Seven years. Seven minutes. How much of the change in one's life can you attribute to the minute moments. How vast of a painting our time here is, and which parts of it matter. How can we process our reality when change comes and goes with the sun? The things that ground us in who we are can change without notice or intent. Seven years, seven days a week, more often than not. Tireless hours spent trying to build an existence and be impactful to those around you. A lens through which you view everything. The importance of the outcome is what I must keep my eye on. The spoils of which were soon made mere pennies upon the release of some numbers representing the success of a group of people I won't ever meet.
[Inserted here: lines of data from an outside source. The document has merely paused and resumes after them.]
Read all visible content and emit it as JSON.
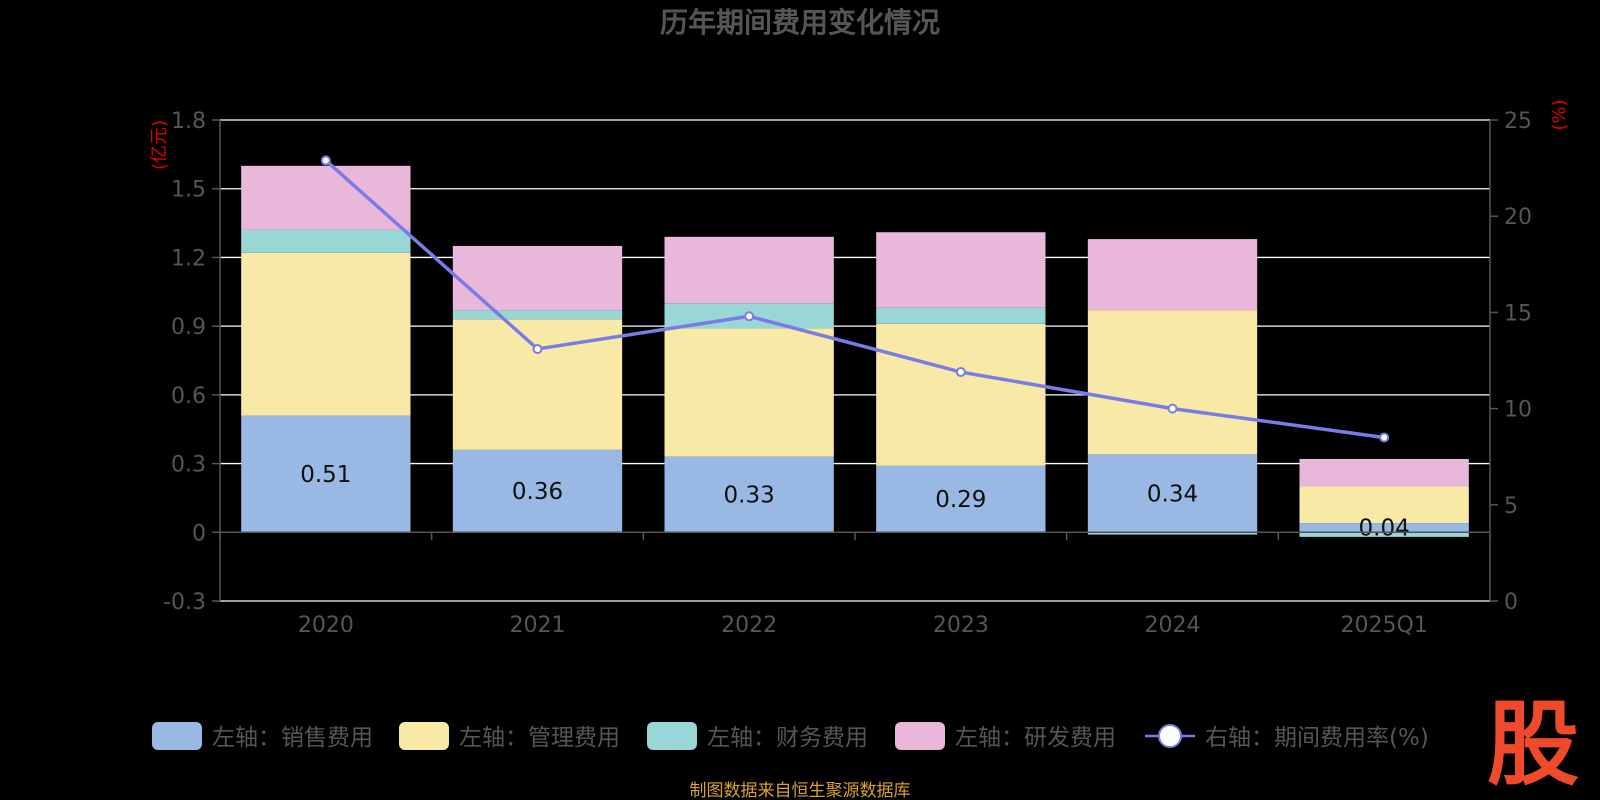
{
  "title": "历年期间费用变化情况",
  "left_unit": "(亿元)",
  "right_unit": "(%)",
  "source": "制图数据来自恒生聚源数据库",
  "logo_text": "股",
  "colors": {
    "sales": "#9ab8e4",
    "admin": "#f9e9a7",
    "finance": "#99d6d6",
    "rnd": "#e8b7d9",
    "line": "#7b7be6"
  },
  "legend": [
    {
      "label": "左轴：销售费用",
      "series": "sales"
    },
    {
      "label": "左轴：管理费用",
      "series": "admin"
    },
    {
      "label": "左轴：财务费用",
      "series": "finance"
    },
    {
      "label": "左轴：研发费用",
      "series": "rnd"
    },
    {
      "label": "右轴：期间费用率(%)",
      "series": "rate"
    }
  ],
  "chart_data": {
    "type": "bar",
    "stacked": true,
    "categories": [
      "2020",
      "2021",
      "2022",
      "2023",
      "2024",
      "2025Q1"
    ],
    "series": [
      {
        "name": "左轴：销售费用",
        "key": "sales",
        "axis": "left",
        "values": [
          0.51,
          0.36,
          0.33,
          0.29,
          0.34,
          0.04
        ]
      },
      {
        "name": "左轴：管理费用",
        "key": "admin",
        "axis": "left",
        "values": [
          0.71,
          0.57,
          0.56,
          0.62,
          0.63,
          0.16
        ]
      },
      {
        "name": "左轴：财务费用",
        "key": "finance",
        "axis": "left",
        "values": [
          0.1,
          0.04,
          0.11,
          0.07,
          -0.01,
          -0.02
        ]
      },
      {
        "name": "左轴：研发费用",
        "key": "rnd",
        "axis": "left",
        "values": [
          0.28,
          0.28,
          0.29,
          0.33,
          0.31,
          0.12
        ]
      },
      {
        "name": "右轴：期间费用率(%)",
        "key": "rate",
        "axis": "right",
        "type": "line",
        "values": [
          22.9,
          13.1,
          14.8,
          11.9,
          10.0,
          8.5
        ]
      }
    ],
    "data_labels": [
      "0.51",
      "0.36",
      "0.33",
      "0.29",
      "0.34",
      "0.04"
    ],
    "left_axis": {
      "min": -0.3,
      "max": 1.8,
      "ticks": [
        "-0.3",
        "0",
        "0.3",
        "0.6",
        "0.9",
        "1.2",
        "1.5",
        "1.8"
      ]
    },
    "right_axis": {
      "min": 0,
      "max": 25,
      "ticks": [
        "0",
        "5",
        "10",
        "15",
        "20",
        "25"
      ]
    },
    "grid": true,
    "legend_position": "bottom"
  }
}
Who can square such an existence? The pain of the years spent still lingers, and for what? The time spent worrying about outcomes. None of it had any real value in absolute terms. The difficult conversations and the relationships forged in overcoming momentary collapses. Push, they tell me. Push for that which you want. Waiting pays more in my experience.

A need to survive the day-to-day often outweighs the broader arch of existence. Where you are feels like where you'll be. Who you are cannot be outrun. The deafening silence of the forest or the unrelenting streets of Manhattan. Who you are is there front and center. Never to be forgotten. The instinct to reinvent yourself is nothing but an opening of a void that will never be healed. The secrets always surface, and no answer will suffice. How can you frame a reimagined self? It's not real. It cannot become just as words spoken cannot be taken back. The string of existence moves forward, but never without the foundations of the past. Is acceptance allowed in a world obsessed with explanation and words with so many uses born out of therapeutic sessions in which very little is accomplished other than a broader vocabulary to say that you could not overcome that which lies at your foundation?


Reflections

To you, it's the middle of nowhere. For someone else, it's where they became a person. Place shapes us in ways we can't escape. The memories held by everyone you talk to, the burden of what you've become - is that trap or accountability?

Seven years. Seven minutes. How much change can you attribute to momentary decisions versus the slow accumulation of days? The spoils that seemed so important reduced to pennies by numbers released by people you'll never meet. Pain lingers, but what was it for? What has real value in absolute terms?

Consider the instinct to reinvent yourself. To become someone new. But who you are cannot be outrun - not in the forest's silence, not in Manhattan's chaos. The foundations remain. Secrets surface. No explanation suffices. The reimagined self isn't real because the string of existence moves forward but never breaks from its past.

When trends become parabolic, what's left to decide for yourself? When everything has been told, what's left to learn? When peer-reviewed platforms give people weapons to wield, who has original ideas? The fabric of reality you could interact with directly - you must not. You can read about it instead, hear about it with less effort. An existence shaped for those who need not live it.

Is acceptance even allowed anymore? In a world obsessed with explanation, with therapeutic vocabularies that give us better words to describe our inability to change - what would it mean to simply accept the foundations we can't overcome? To stop trying to become and just be where we are?